Bir sihirli söz düşünün, kılıç olup başlarda gezen, yine aynı söz ki tek hamlede savaşlar kesen. Ne taht bırakan, ne baht, kendinden gayri. Ama kader ağlarını o sözün sahibine öyle bir örüyor ki, o meş'um kelime zaman geliyor evlâtlarının başını gövdesinden alıyor. Kendi diliyle yağ ile balını ağulu aş ediyor efendisine.
Hiçbir Osmanlı padişahına nasib olmamış olan 46 yıl gibi uzun bir süre cihana hükmeden Muhteşem Süleyman, ne yazık ki bu yarım asırlık dönemi, acıların en büyüğü olan evlât acılarıyla geçirmiş, sekiz oğlundan yedisinin ölümüne şahit olmuştu. Bunlardan Murad, Mahmud ve Abdullah henüz çocuk yaşta gözlerini hayata yumarken, nur-i ayini şehzadeler güzidesi Sultan Mehmed ile, ömrünü sırtına yüklediği gam yükü ile geçiren Cihangir, gençlik çağında hayatının baharında toprağa gark olan taze fidanlar misali göçüp gitmişlerdi.

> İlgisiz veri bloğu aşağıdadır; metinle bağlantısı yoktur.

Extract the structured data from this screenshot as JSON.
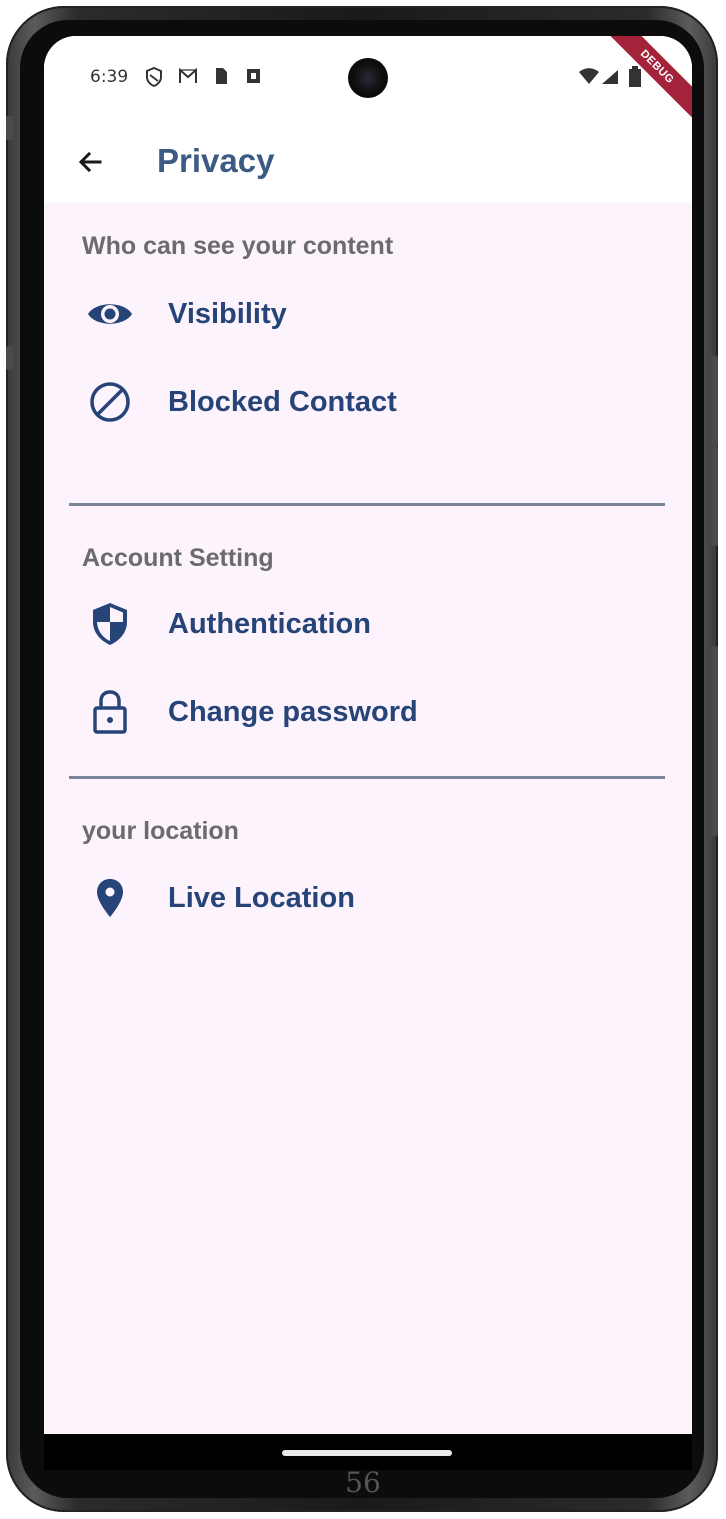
{
  "status_bar": {
    "time": "6:39",
    "icons": [
      "shield-icon",
      "gmail-icon",
      "sim-icon",
      "square-icon",
      "wifi-icon",
      "signal-icon",
      "battery-icon"
    ]
  },
  "debug_banner": "DEBUG",
  "app_bar": {
    "back_icon": "arrow-back-icon",
    "title": "Privacy"
  },
  "sections": [
    {
      "header": "Who can see your content",
      "items": [
        {
          "icon": "eye-icon",
          "label": "Visibility"
        },
        {
          "icon": "block-icon",
          "label": "Blocked Contact"
        }
      ]
    },
    {
      "header": "Account Setting",
      "items": [
        {
          "icon": "shield-icon",
          "label": "Authentication"
        },
        {
          "icon": "lock-icon",
          "label": "Change password"
        }
      ]
    },
    {
      "header": "your location",
      "items": [
        {
          "icon": "location-pin-icon",
          "label": "Live Location"
        }
      ]
    }
  ],
  "colors": {
    "title": "#3c5a84",
    "item_text": "#264478",
    "section_header": "#6b6b6b",
    "background": "#fcf3fc",
    "divider": "#7a8499",
    "debug_ribbon": "#a3243a"
  },
  "page_number": "56"
}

Ulu Sultan, geriye kalan oğullarından yüce gönüllü yiğit alperenler, Mustafa ve Bayezid'in öldürülmesi için nişan-ı şerif-i alişan hükmünü kendisi vermek zorunda kalmıştı da, koca cihanın mülkü en gerideki tek oğlan Sarı Selim'e kala kalmıştı.